Perkasa holding Najib to ransom, claims opposition
By Clara Chooi ( Malaysian Insider)
KUALA LUMPUR, April 3 — Perkasa, seen by some as the conscience of Umno, is holding Datuk Seri Najib Razak (picture) to ransom for his liberal policies and 1 Malaysia platform, opposition leaders say.
They say Perkasa’s popularity with right-wing Malays is a reminder to the prime minister to cut back his reformist zeal and pander to the “not so extreme” rights group as he had described them in an interview aired by the Al-Jazeera satellite news channel last night.
“Nobody is surprised by Najib’s defence of Perkasa. To many, it is seen as such that Perkasa is holding Najib and his 1 Malaysia concept to ransom,” DAP stalwart Lim Kit Siang told The Malaysian Insider today.

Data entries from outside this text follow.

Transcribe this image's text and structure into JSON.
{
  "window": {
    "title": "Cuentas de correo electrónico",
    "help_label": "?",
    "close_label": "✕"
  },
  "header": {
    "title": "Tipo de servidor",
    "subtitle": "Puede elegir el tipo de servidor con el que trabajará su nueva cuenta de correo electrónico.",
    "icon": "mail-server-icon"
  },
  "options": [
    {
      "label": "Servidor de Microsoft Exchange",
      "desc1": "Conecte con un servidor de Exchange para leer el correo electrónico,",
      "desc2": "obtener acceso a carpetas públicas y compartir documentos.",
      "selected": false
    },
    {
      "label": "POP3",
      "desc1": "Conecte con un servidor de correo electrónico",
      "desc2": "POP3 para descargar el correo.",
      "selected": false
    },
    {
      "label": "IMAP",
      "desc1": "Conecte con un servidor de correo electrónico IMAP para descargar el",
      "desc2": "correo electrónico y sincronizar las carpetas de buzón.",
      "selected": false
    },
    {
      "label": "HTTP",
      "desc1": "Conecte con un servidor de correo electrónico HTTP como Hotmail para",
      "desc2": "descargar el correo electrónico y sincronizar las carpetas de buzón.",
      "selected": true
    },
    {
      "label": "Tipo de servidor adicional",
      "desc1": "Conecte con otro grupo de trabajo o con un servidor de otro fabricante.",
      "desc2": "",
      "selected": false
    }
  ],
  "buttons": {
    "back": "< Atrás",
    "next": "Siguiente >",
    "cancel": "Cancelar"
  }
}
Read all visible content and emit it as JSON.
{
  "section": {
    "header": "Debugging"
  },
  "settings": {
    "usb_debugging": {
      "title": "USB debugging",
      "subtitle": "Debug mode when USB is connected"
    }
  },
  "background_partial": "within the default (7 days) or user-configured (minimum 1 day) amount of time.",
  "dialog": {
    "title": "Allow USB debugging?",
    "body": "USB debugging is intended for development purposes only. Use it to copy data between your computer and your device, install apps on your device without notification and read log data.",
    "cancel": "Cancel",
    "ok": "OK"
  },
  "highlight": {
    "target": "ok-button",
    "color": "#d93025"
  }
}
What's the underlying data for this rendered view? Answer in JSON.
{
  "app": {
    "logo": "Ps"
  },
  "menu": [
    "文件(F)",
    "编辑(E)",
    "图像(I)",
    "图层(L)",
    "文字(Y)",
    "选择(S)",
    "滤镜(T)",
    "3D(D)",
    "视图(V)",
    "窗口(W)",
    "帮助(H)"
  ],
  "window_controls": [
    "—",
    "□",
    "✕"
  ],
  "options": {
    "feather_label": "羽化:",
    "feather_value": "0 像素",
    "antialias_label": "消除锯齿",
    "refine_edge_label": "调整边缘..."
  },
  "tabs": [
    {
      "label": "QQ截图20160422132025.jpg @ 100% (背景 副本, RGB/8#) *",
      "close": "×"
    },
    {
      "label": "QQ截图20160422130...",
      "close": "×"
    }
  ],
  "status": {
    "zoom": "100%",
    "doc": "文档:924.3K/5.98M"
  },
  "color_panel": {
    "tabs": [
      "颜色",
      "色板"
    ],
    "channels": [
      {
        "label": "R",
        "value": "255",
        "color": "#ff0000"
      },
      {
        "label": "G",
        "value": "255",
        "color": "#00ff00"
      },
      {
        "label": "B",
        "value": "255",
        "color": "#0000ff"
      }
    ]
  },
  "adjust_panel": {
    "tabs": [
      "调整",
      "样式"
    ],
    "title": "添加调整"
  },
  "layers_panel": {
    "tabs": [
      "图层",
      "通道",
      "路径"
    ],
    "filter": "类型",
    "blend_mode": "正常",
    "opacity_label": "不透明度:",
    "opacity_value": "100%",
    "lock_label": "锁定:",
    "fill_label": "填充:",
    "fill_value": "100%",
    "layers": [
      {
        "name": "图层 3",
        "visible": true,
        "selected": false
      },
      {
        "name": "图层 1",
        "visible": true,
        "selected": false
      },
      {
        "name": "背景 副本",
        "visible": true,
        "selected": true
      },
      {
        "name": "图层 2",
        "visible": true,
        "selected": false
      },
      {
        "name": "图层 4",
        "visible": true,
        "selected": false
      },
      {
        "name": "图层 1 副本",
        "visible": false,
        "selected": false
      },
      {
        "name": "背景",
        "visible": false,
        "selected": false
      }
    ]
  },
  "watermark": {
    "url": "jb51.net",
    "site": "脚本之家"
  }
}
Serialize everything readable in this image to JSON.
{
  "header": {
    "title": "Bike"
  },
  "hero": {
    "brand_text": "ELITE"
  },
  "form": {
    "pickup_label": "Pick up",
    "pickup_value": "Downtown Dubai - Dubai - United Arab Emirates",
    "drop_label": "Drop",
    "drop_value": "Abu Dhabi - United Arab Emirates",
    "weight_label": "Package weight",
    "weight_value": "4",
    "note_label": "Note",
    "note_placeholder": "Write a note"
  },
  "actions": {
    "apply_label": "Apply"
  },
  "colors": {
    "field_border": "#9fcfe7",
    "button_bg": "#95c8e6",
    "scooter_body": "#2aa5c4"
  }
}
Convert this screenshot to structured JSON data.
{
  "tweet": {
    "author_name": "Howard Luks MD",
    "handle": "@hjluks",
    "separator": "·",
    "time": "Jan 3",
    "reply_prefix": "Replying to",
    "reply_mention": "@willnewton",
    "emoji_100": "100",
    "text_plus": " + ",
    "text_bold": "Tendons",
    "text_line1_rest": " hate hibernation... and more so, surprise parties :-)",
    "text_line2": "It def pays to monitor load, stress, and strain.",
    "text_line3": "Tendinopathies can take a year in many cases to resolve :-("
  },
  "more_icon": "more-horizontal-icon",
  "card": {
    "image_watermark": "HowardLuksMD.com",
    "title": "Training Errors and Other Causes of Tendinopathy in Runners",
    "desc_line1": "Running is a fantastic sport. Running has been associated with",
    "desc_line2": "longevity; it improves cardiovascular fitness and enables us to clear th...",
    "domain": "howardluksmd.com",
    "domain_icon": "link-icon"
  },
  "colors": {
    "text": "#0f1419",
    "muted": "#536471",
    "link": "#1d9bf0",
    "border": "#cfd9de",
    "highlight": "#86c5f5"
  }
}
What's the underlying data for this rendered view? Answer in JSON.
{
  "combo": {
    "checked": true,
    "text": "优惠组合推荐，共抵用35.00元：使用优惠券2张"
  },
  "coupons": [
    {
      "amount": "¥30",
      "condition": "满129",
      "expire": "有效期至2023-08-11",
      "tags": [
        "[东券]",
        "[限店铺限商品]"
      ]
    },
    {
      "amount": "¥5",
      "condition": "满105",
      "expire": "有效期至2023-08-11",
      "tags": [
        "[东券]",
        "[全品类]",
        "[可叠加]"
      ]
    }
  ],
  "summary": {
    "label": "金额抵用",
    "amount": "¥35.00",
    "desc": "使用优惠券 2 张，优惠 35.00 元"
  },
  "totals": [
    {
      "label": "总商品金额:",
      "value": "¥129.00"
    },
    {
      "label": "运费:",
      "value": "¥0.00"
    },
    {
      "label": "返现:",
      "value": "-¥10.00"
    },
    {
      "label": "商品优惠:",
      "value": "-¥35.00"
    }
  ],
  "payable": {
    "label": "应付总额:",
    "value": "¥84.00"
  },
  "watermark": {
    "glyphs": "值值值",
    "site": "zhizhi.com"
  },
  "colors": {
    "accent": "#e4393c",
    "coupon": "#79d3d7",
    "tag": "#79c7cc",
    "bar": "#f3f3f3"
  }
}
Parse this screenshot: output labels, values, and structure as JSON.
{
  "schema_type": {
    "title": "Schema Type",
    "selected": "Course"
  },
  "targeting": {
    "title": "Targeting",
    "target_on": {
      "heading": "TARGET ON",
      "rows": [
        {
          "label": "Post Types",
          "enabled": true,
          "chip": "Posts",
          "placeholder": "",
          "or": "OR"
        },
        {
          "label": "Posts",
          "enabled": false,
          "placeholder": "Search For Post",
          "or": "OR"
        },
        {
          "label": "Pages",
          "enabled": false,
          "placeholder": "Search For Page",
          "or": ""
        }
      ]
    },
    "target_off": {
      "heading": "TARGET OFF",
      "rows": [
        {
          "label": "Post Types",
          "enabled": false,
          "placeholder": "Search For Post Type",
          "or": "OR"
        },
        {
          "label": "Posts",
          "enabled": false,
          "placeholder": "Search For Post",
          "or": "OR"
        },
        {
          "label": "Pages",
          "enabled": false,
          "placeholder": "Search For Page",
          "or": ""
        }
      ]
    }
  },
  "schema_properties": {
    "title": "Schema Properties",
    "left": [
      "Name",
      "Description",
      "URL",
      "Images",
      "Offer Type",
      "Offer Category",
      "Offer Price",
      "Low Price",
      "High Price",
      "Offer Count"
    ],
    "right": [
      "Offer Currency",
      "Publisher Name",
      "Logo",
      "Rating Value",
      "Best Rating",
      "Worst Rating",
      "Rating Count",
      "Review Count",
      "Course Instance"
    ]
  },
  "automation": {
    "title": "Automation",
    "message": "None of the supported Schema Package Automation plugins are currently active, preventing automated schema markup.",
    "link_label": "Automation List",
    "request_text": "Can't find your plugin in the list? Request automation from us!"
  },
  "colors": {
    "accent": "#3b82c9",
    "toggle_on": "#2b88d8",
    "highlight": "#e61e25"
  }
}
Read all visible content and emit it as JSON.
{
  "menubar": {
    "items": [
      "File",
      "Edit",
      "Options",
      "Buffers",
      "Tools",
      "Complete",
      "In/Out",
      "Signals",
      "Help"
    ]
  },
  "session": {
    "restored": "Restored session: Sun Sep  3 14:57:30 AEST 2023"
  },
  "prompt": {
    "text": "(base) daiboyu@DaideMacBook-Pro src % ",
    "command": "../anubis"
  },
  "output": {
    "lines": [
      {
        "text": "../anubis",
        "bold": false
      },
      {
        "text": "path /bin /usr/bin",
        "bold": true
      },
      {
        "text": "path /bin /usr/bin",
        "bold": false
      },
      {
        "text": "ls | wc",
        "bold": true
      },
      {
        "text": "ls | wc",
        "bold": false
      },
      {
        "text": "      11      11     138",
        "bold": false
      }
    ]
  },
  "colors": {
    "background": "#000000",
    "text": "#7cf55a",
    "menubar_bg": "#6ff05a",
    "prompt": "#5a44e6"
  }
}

“The question that all Malaysians want answered now is whether Najib plans to stick by his concept and take middle ground or succumb to the pressures of Perkasa,” he asked.
The Ipoh Timur MP accused Najib of procrastinating since he came into office a year ago and blamed Perkasa as one of the main reasons behind the policy delays.
“It is a crucial task now for him to see whether his 1 Malaysia, his New Economic Model, is going to be a meaningful and a major transformation progress for the country,” he said.
When asked if he felt Najib could afford to ignore Perkasa’s cry for the protection of Malay rights in the NEM, Lim said, “This is Malaysia in 2010. This is not Malaysia 40 or 50 years ago. It is time. The NEM has already documented the economic decline and the stagnation of the country.
“In fact, the NEM says there is no option; time is of the essence and that the nation cannot wait.”
In his speech earlier this week on the NEM, Najib had spoken of the need to roll back affirmative action policies which encouraged rent-seeking and patronage and claimed that in the NEM, affirmative action would be needs-based and not race-based.
Perkasa, which has the patronage of former Prime Minister Tun Dr Mahathir Mohamad, has been fighting for the present affirmative action policies to be maintained, citing fears that Malay rights would be sidelined in the government’s more liberal policies.
Lim said that Najib needed to be bold and not allow himself to be bound by the wishes of a single group.
“Why not? I think he can indeed shore up more support for himself if he is brave enough to show he is a statesman and that he is committed and able to stand the test of time, rather than to just be a Prime Minister who mouths off slogans like the previous ones,” he said.
PKR’s strategic director Chua Tian Chang took his criticism of Najib’s defence of Perkasa one step further by suggesting that the right-wing Malay rights group was really the brainchild of the Prime Minister.
“It could be one of two things actually. For one, you can see that Perkasa is holding the ideological ground of Umno while Najib’s 1 Malaysia is the Machiavellian plan to attract external Umno votes.
“So when Perkasa came out in contradiction and is holding the very core values of Umno, Najib is in an awkward position. He cannot reject Umno’s core values,” he told The Malaysian Insider.
He said that the other possibility was that Najib and Perkasa were playing “a game” together, at the expense of the people.
“Perkasa holds the Malay ground so it will always help to deliver support back to Umno eventually by warning the Malays that they need to be united or risk losing all to the Pakatan Rakyat.
“So Najib is crusading on one side to gain support and at the same time, he is getting support from the other groups... it is just a part of the strategy to cover more ground,” he said.
If this were truly the case, said Chua, then it showed that Najib was not sincere in transforming Malaysia.
“It is similar to what the deputy prime minister Tan Sri Muhyiddin Yassin said about being Malay first and Malaysian next. He is saying that not because he is truly committed to the Malay identity because I can respect that but he is saying it because he claims that he cannot say he is Malaysian first or he would risk being shunned by the Malays.
“It is the same argument here... he is designing it such that he can cover lost ground in Malay extremist support,” he said.